Tom Pierson, the former CEO of the Federal Way Chamber of Commerce, and Robert McKenzie, the chair of the Chief’s Call organization in Federal Way, were the recipients of the “police chief citizen citation” awards. Wilson gave a few brief thoughts on both men and why they earned the honors.

“He has been a consummate supporter of the Federal Way Police Department, and the city of Federal Way,” Wilson said about Pierson. “He has chaired our Safe City board of directors … which is our partnership with the Federal Way Chamber, the Federal Way Police Department, and the city of Federal Way to provide Internet communication and camera systems to catch criminals and crime.”

Outside of that function, Wilson said Pierson has been an active participant of the Advancing Leadership program at the Chamber, and also of the “Adopt a Family” program that runs during the Holiday season. Pierson now serves as CEO of the Tacoma Chamber of Commerce.

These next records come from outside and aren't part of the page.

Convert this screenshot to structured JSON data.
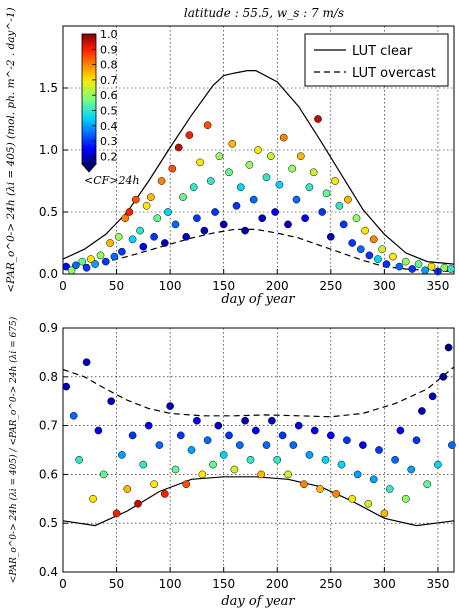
{
  "chart_data": [
    {
      "type": "scatter",
      "title": "latitude : 55.5, w_s : 7 m/s",
      "xlabel": "day of year",
      "ylabel": "<PAR_o^0-> 24h (λi = 405) (mol. ph. m^-2 . day^-1)",
      "xlim": [
        0,
        365
      ],
      "ylim": [
        0,
        2.0
      ],
      "xticks": [
        0,
        50,
        100,
        150,
        200,
        250,
        300,
        350
      ],
      "yticks": [
        0.0,
        0.5,
        1.0,
        1.5
      ],
      "grid": true,
      "legend": {
        "placement": "top-right",
        "entries": [
          "LUT clear",
          "LUT overcast"
        ]
      },
      "colorbar": {
        "label": "<CF>24h",
        "ticks": [
          1.0,
          0.9,
          0.8,
          0.7,
          0.6,
          0.5,
          0.4,
          0.3,
          0.2
        ],
        "colormap": "jet",
        "range": [
          0.15,
          1.0
        ]
      },
      "series": [
        {
          "name": "LUT clear",
          "style": "solid",
          "x": [
            0,
            20,
            40,
            60,
            80,
            100,
            120,
            140,
            150,
            160,
            172,
            180,
            200,
            220,
            240,
            260,
            280,
            300,
            320,
            340,
            365
          ],
          "y": [
            0.12,
            0.2,
            0.32,
            0.5,
            0.75,
            1.02,
            1.28,
            1.52,
            1.6,
            1.62,
            1.64,
            1.64,
            1.55,
            1.35,
            1.08,
            0.8,
            0.52,
            0.32,
            0.17,
            0.1,
            0.08
          ]
        },
        {
          "name": "LUT overcast",
          "style": "dashed",
          "x": [
            0,
            20,
            40,
            60,
            80,
            100,
            120,
            140,
            160,
            180,
            200,
            220,
            240,
            260,
            280,
            300,
            320,
            340,
            365
          ],
          "y": [
            0.04,
            0.07,
            0.1,
            0.14,
            0.19,
            0.24,
            0.29,
            0.33,
            0.36,
            0.36,
            0.33,
            0.29,
            0.23,
            0.17,
            0.11,
            0.06,
            0.04,
            0.03,
            0.02
          ]
        }
      ],
      "points": [
        {
          "x": 3,
          "y": 0.06,
          "cf": 0.25
        },
        {
          "x": 8,
          "y": 0.03,
          "cf": 0.6
        },
        {
          "x": 12,
          "y": 0.07,
          "cf": 0.35
        },
        {
          "x": 18,
          "y": 0.1,
          "cf": 0.55
        },
        {
          "x": 22,
          "y": 0.05,
          "cf": 0.3
        },
        {
          "x": 26,
          "y": 0.12,
          "cf": 0.7
        },
        {
          "x": 30,
          "y": 0.08,
          "cf": 0.4
        },
        {
          "x": 35,
          "y": 0.15,
          "cf": 0.6
        },
        {
          "x": 40,
          "y": 0.1,
          "cf": 0.3
        },
        {
          "x": 44,
          "y": 0.25,
          "cf": 0.75
        },
        {
          "x": 48,
          "y": 0.14,
          "cf": 0.35
        },
        {
          "x": 52,
          "y": 0.3,
          "cf": 0.6
        },
        {
          "x": 55,
          "y": 0.18,
          "cf": 0.3
        },
        {
          "x": 58,
          "y": 0.45,
          "cf": 0.8
        },
        {
          "x": 62,
          "y": 0.5,
          "cf": 0.9
        },
        {
          "x": 65,
          "y": 0.28,
          "cf": 0.45
        },
        {
          "x": 68,
          "y": 0.6,
          "cf": 0.85
        },
        {
          "x": 72,
          "y": 0.35,
          "cf": 0.5
        },
        {
          "x": 75,
          "y": 0.22,
          "cf": 0.25
        },
        {
          "x": 78,
          "y": 0.55,
          "cf": 0.7
        },
        {
          "x": 82,
          "y": 0.62,
          "cf": 0.75
        },
        {
          "x": 85,
          "y": 0.3,
          "cf": 0.3
        },
        {
          "x": 88,
          "y": 0.45,
          "cf": 0.55
        },
        {
          "x": 92,
          "y": 0.75,
          "cf": 0.8
        },
        {
          "x": 95,
          "y": 0.25,
          "cf": 0.2
        },
        {
          "x": 98,
          "y": 0.5,
          "cf": 0.45
        },
        {
          "x": 102,
          "y": 0.85,
          "cf": 0.85
        },
        {
          "x": 105,
          "y": 0.4,
          "cf": 0.35
        },
        {
          "x": 108,
          "y": 1.02,
          "cf": 0.95
        },
        {
          "x": 112,
          "y": 0.62,
          "cf": 0.55
        },
        {
          "x": 115,
          "y": 0.3,
          "cf": 0.2
        },
        {
          "x": 118,
          "y": 1.12,
          "cf": 0.9
        },
        {
          "x": 122,
          "y": 0.7,
          "cf": 0.5
        },
        {
          "x": 125,
          "y": 0.45,
          "cf": 0.3
        },
        {
          "x": 128,
          "y": 0.9,
          "cf": 0.7
        },
        {
          "x": 132,
          "y": 0.35,
          "cf": 0.2
        },
        {
          "x": 135,
          "y": 1.2,
          "cf": 0.85
        },
        {
          "x": 138,
          "y": 0.75,
          "cf": 0.5
        },
        {
          "x": 142,
          "y": 0.5,
          "cf": 0.3
        },
        {
          "x": 146,
          "y": 0.95,
          "cf": 0.6
        },
        {
          "x": 150,
          "y": 0.4,
          "cf": 0.2
        },
        {
          "x": 155,
          "y": 0.82,
          "cf": 0.55
        },
        {
          "x": 158,
          "y": 1.05,
          "cf": 0.75
        },
        {
          "x": 162,
          "y": 0.55,
          "cf": 0.3
        },
        {
          "x": 166,
          "y": 0.7,
          "cf": 0.45
        },
        {
          "x": 170,
          "y": 0.35,
          "cf": 0.18
        },
        {
          "x": 174,
          "y": 0.88,
          "cf": 0.6
        },
        {
          "x": 178,
          "y": 0.6,
          "cf": 0.35
        },
        {
          "x": 182,
          "y": 1.0,
          "cf": 0.7
        },
        {
          "x": 186,
          "y": 0.45,
          "cf": 0.2
        },
        {
          "x": 190,
          "y": 0.78,
          "cf": 0.5
        },
        {
          "x": 194,
          "y": 0.95,
          "cf": 0.65
        },
        {
          "x": 198,
          "y": 0.5,
          "cf": 0.25
        },
        {
          "x": 202,
          "y": 0.72,
          "cf": 0.45
        },
        {
          "x": 206,
          "y": 1.1,
          "cf": 0.8
        },
        {
          "x": 210,
          "y": 0.4,
          "cf": 0.2
        },
        {
          "x": 214,
          "y": 0.85,
          "cf": 0.6
        },
        {
          "x": 218,
          "y": 0.6,
          "cf": 0.35
        },
        {
          "x": 222,
          "y": 0.95,
          "cf": 0.75
        },
        {
          "x": 226,
          "y": 0.45,
          "cf": 0.25
        },
        {
          "x": 230,
          "y": 0.7,
          "cf": 0.5
        },
        {
          "x": 234,
          "y": 0.82,
          "cf": 0.65
        },
        {
          "x": 238,
          "y": 1.25,
          "cf": 0.95
        },
        {
          "x": 242,
          "y": 0.5,
          "cf": 0.3
        },
        {
          "x": 246,
          "y": 0.65,
          "cf": 0.55
        },
        {
          "x": 250,
          "y": 0.3,
          "cf": 0.2
        },
        {
          "x": 254,
          "y": 0.75,
          "cf": 0.7
        },
        {
          "x": 258,
          "y": 0.55,
          "cf": 0.5
        },
        {
          "x": 262,
          "y": 0.4,
          "cf": 0.3
        },
        {
          "x": 266,
          "y": 0.6,
          "cf": 0.75
        },
        {
          "x": 270,
          "y": 0.25,
          "cf": 0.3
        },
        {
          "x": 274,
          "y": 0.45,
          "cf": 0.6
        },
        {
          "x": 278,
          "y": 0.2,
          "cf": 0.35
        },
        {
          "x": 282,
          "y": 0.35,
          "cf": 0.7
        },
        {
          "x": 286,
          "y": 0.15,
          "cf": 0.3
        },
        {
          "x": 290,
          "y": 0.28,
          "cf": 0.8
        },
        {
          "x": 294,
          "y": 0.12,
          "cf": 0.45
        },
        {
          "x": 298,
          "y": 0.2,
          "cf": 0.65
        },
        {
          "x": 302,
          "y": 0.08,
          "cf": 0.3
        },
        {
          "x": 308,
          "y": 0.14,
          "cf": 0.7
        },
        {
          "x": 314,
          "y": 0.06,
          "cf": 0.35
        },
        {
          "x": 320,
          "y": 0.1,
          "cf": 0.6
        },
        {
          "x": 326,
          "y": 0.04,
          "cf": 0.3
        },
        {
          "x": 332,
          "y": 0.08,
          "cf": 0.55
        },
        {
          "x": 338,
          "y": 0.03,
          "cf": 0.4
        },
        {
          "x": 344,
          "y": 0.06,
          "cf": 0.7
        },
        {
          "x": 350,
          "y": 0.02,
          "cf": 0.3
        },
        {
          "x": 356,
          "y": 0.05,
          "cf": 0.6
        },
        {
          "x": 362,
          "y": 0.04,
          "cf": 0.5
        }
      ]
    },
    {
      "type": "scatter",
      "xlabel": "day of year",
      "ylabel": "<PAR_o^0-> 24h (λi = 405) / <PAR_o^0-> 24h (λi = 675)",
      "xlim": [
        0,
        365
      ],
      "ylim": [
        0.4,
        0.9
      ],
      "xticks": [
        0,
        50,
        100,
        150,
        200,
        250,
        300,
        350
      ],
      "yticks": [
        0.4,
        0.5,
        0.6,
        0.7,
        0.8,
        0.9
      ],
      "grid": true,
      "series": [
        {
          "name": "LUT clear",
          "style": "solid",
          "x": [
            0,
            30,
            60,
            90,
            120,
            150,
            180,
            210,
            240,
            270,
            300,
            330,
            365
          ],
          "y": [
            0.505,
            0.495,
            0.525,
            0.565,
            0.59,
            0.595,
            0.595,
            0.59,
            0.575,
            0.545,
            0.51,
            0.495,
            0.505
          ]
        },
        {
          "name": "LUT overcast",
          "style": "dashed",
          "x": [
            0,
            20,
            40,
            60,
            80,
            100,
            130,
            160,
            190,
            220,
            250,
            280,
            310,
            340,
            365
          ],
          "y": [
            0.815,
            0.8,
            0.775,
            0.752,
            0.735,
            0.725,
            0.72,
            0.72,
            0.722,
            0.72,
            0.718,
            0.725,
            0.745,
            0.775,
            0.82
          ]
        }
      ],
      "points": [
        {
          "x": 3,
          "y": 0.78,
          "cf": 0.2
        },
        {
          "x": 10,
          "y": 0.72,
          "cf": 0.35
        },
        {
          "x": 15,
          "y": 0.63,
          "cf": 0.5
        },
        {
          "x": 22,
          "y": 0.83,
          "cf": 0.2
        },
        {
          "x": 28,
          "y": 0.55,
          "cf": 0.7
        },
        {
          "x": 33,
          "y": 0.69,
          "cf": 0.25
        },
        {
          "x": 38,
          "y": 0.6,
          "cf": 0.55
        },
        {
          "x": 45,
          "y": 0.75,
          "cf": 0.2
        },
        {
          "x": 50,
          "y": 0.52,
          "cf": 0.9
        },
        {
          "x": 55,
          "y": 0.64,
          "cf": 0.4
        },
        {
          "x": 60,
          "y": 0.57,
          "cf": 0.75
        },
        {
          "x": 65,
          "y": 0.68,
          "cf": 0.3
        },
        {
          "x": 70,
          "y": 0.54,
          "cf": 0.95
        },
        {
          "x": 75,
          "y": 0.62,
          "cf": 0.5
        },
        {
          "x": 80,
          "y": 0.7,
          "cf": 0.25
        },
        {
          "x": 85,
          "y": 0.58,
          "cf": 0.7
        },
        {
          "x": 90,
          "y": 0.66,
          "cf": 0.35
        },
        {
          "x": 95,
          "y": 0.56,
          "cf": 0.9
        },
        {
          "x": 100,
          "y": 0.74,
          "cf": 0.2
        },
        {
          "x": 105,
          "y": 0.61,
          "cf": 0.55
        },
        {
          "x": 110,
          "y": 0.68,
          "cf": 0.3
        },
        {
          "x": 115,
          "y": 0.58,
          "cf": 0.85
        },
        {
          "x": 120,
          "y": 0.65,
          "cf": 0.4
        },
        {
          "x": 125,
          "y": 0.71,
          "cf": 0.25
        },
        {
          "x": 130,
          "y": 0.6,
          "cf": 0.7
        },
        {
          "x": 135,
          "y": 0.67,
          "cf": 0.35
        },
        {
          "x": 140,
          "y": 0.62,
          "cf": 0.55
        },
        {
          "x": 145,
          "y": 0.7,
          "cf": 0.2
        },
        {
          "x": 150,
          "y": 0.64,
          "cf": 0.45
        },
        {
          "x": 155,
          "y": 0.68,
          "cf": 0.3
        },
        {
          "x": 160,
          "y": 0.61,
          "cf": 0.65
        },
        {
          "x": 165,
          "y": 0.66,
          "cf": 0.35
        },
        {
          "x": 170,
          "y": 0.71,
          "cf": 0.2
        },
        {
          "x": 175,
          "y": 0.63,
          "cf": 0.5
        },
        {
          "x": 180,
          "y": 0.69,
          "cf": 0.25
        },
        {
          "x": 185,
          "y": 0.6,
          "cf": 0.75
        },
        {
          "x": 190,
          "y": 0.66,
          "cf": 0.35
        },
        {
          "x": 195,
          "y": 0.71,
          "cf": 0.2
        },
        {
          "x": 200,
          "y": 0.63,
          "cf": 0.5
        },
        {
          "x": 205,
          "y": 0.68,
          "cf": 0.3
        },
        {
          "x": 210,
          "y": 0.6,
          "cf": 0.65
        },
        {
          "x": 215,
          "y": 0.66,
          "cf": 0.35
        },
        {
          "x": 220,
          "y": 0.7,
          "cf": 0.22
        },
        {
          "x": 225,
          "y": 0.58,
          "cf": 0.8
        },
        {
          "x": 230,
          "y": 0.64,
          "cf": 0.4
        },
        {
          "x": 235,
          "y": 0.69,
          "cf": 0.25
        },
        {
          "x": 240,
          "y": 0.57,
          "cf": 0.75
        },
        {
          "x": 245,
          "y": 0.63,
          "cf": 0.45
        },
        {
          "x": 250,
          "y": 0.68,
          "cf": 0.25
        },
        {
          "x": 255,
          "y": 0.56,
          "cf": 0.8
        },
        {
          "x": 260,
          "y": 0.62,
          "cf": 0.45
        },
        {
          "x": 265,
          "y": 0.67,
          "cf": 0.3
        },
        {
          "x": 270,
          "y": 0.55,
          "cf": 0.7
        },
        {
          "x": 275,
          "y": 0.6,
          "cf": 0.4
        },
        {
          "x": 280,
          "y": 0.66,
          "cf": 0.25
        },
        {
          "x": 285,
          "y": 0.54,
          "cf": 0.65
        },
        {
          "x": 290,
          "y": 0.59,
          "cf": 0.4
        },
        {
          "x": 295,
          "y": 0.65,
          "cf": 0.3
        },
        {
          "x": 300,
          "y": 0.52,
          "cf": 0.75
        },
        {
          "x": 305,
          "y": 0.57,
          "cf": 0.5
        },
        {
          "x": 310,
          "y": 0.63,
          "cf": 0.35
        },
        {
          "x": 315,
          "y": 0.69,
          "cf": 0.25
        },
        {
          "x": 320,
          "y": 0.55,
          "cf": 0.6
        },
        {
          "x": 325,
          "y": 0.61,
          "cf": 0.4
        },
        {
          "x": 330,
          "y": 0.67,
          "cf": 0.3
        },
        {
          "x": 335,
          "y": 0.73,
          "cf": 0.2
        },
        {
          "x": 340,
          "y": 0.58,
          "cf": 0.55
        },
        {
          "x": 345,
          "y": 0.76,
          "cf": 0.2
        },
        {
          "x": 350,
          "y": 0.62,
          "cf": 0.45
        },
        {
          "x": 355,
          "y": 0.8,
          "cf": 0.18
        },
        {
          "x": 360,
          "y": 0.86,
          "cf": 0.15
        },
        {
          "x": 363,
          "y": 0.66,
          "cf": 0.35
        }
      ]
    }
  ]
}
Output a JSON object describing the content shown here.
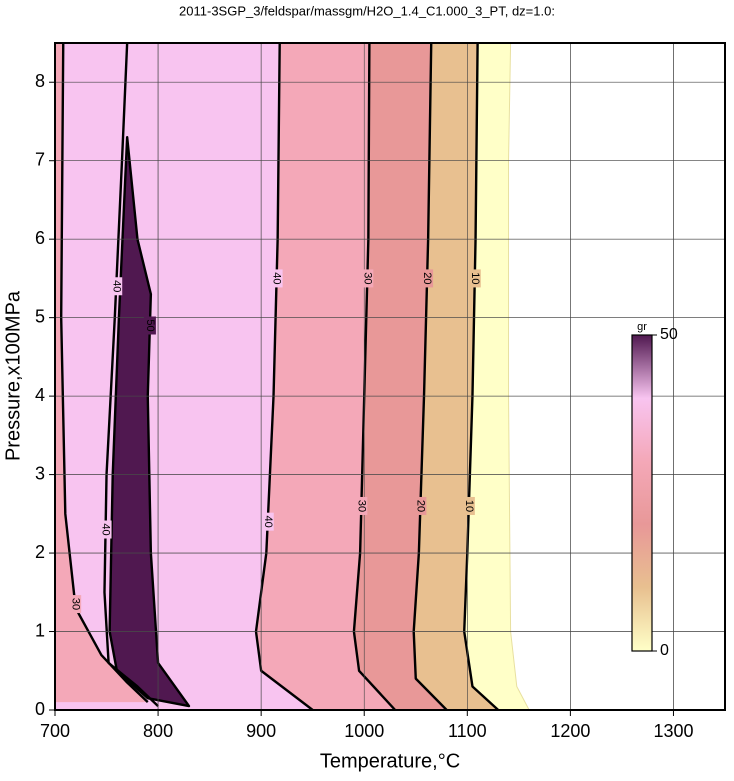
{
  "chart_data": {
    "type": "contour",
    "title": "2011-3SGP_3/feldspar/massgm/H2O_1.4_C1.000_3_PT, dz=1.0:",
    "x_label": "Temperature,°C",
    "y_label": "Pressure,x100MPa",
    "xlim": [
      700,
      1350
    ],
    "ylim": [
      0,
      8.5
    ],
    "xticks": [
      700,
      800,
      900,
      1000,
      1100,
      1200,
      1300
    ],
    "yticks": [
      0,
      1,
      2,
      3,
      4,
      5,
      6,
      7,
      8
    ],
    "grid": true,
    "colorbar": {
      "label": "gr",
      "lim": [
        0,
        50
      ],
      "ticks": [
        0,
        50
      ],
      "colors": [
        "#ffffc8",
        "#e8c090",
        "#e89898",
        "#f4a8b8",
        "#f8c4f0",
        "#501850"
      ]
    },
    "contours": [
      {
        "level": 0,
        "x": [
          1160,
          1148,
          1142,
          1140,
          1140,
          1142
        ],
        "y": [
          0,
          0.3,
          1,
          4,
          7,
          8.5
        ]
      },
      {
        "level": 10,
        "x": [
          1130,
          1105,
          1097,
          1100,
          1105,
          1108,
          1110
        ],
        "y": [
          0,
          0.3,
          1,
          2,
          4,
          6,
          8.5
        ]
      },
      {
        "level": 20,
        "x": [
          1080,
          1050,
          1048,
          1053,
          1058,
          1062,
          1065
        ],
        "y": [
          0,
          0.4,
          1,
          2,
          4,
          6,
          8.5
        ]
      },
      {
        "level": 30,
        "x": [
          1030,
          995,
          990,
          996,
          1000,
          1004,
          1005
        ],
        "y": [
          0,
          0.5,
          1,
          2,
          4,
          6,
          8.5
        ]
      },
      {
        "level": 40,
        "x": [
          950,
          900,
          895,
          905,
          912,
          916,
          918
        ],
        "y": [
          0,
          0.5,
          1,
          2,
          4,
          6,
          8.5
        ]
      },
      {
        "level": 40,
        "x": [
          770,
          765,
          758,
          750,
          748,
          752,
          780,
          800
        ],
        "y": [
          8.5,
          7,
          5,
          3,
          1.5,
          0.6,
          0.3,
          0.05
        ]
      },
      {
        "level": 30,
        "x": [
          708,
          706,
          710,
          720,
          745,
          770,
          790
        ],
        "y": [
          8.5,
          5,
          2.5,
          1.3,
          0.7,
          0.35,
          0.1
        ]
      },
      {
        "level": 50,
        "x": [
          830,
          800,
          793,
          790,
          793,
          780,
          770,
          762,
          756,
          753,
          760,
          790,
          830
        ],
        "y": [
          0.05,
          0.6,
          2,
          4,
          5.3,
          6,
          7.3,
          5,
          3,
          1,
          0.5,
          0.15,
          0.05
        ],
        "closed": true
      }
    ]
  }
}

“There is just a tremendous relationship between him, the police department and the Chamber of Commerce and his staff, and that was a function of his leadership,” Wilson said.

McKenzie has played an important role in fostering communication between the police and the greater community, Wilson said.

“He serves as the chair of the Chief’s Call, which is a community task force made up of representatives of the community,” he said. “(It) has a very focused mission. The purpose of this task force is to act as a communications channel and access mechanism between the chief and the citizens of Federal Way. The intent is not provide oversight, rather it is to provide insight, which is an essential precursor to leadership and community development.”

Wilson said McKenzie has been able to help foster relationships between FWPD and citizens because of the trust that the community has for McKenzie.

“He has served as a designated spokesman for me as the chief, on community relations,” Wilson said. “There are some issues where the chief shouldn’t be talking about certain things, but to have the chair of this group in the community talking about those things, it becomes more appropriate in terms of citizen information.”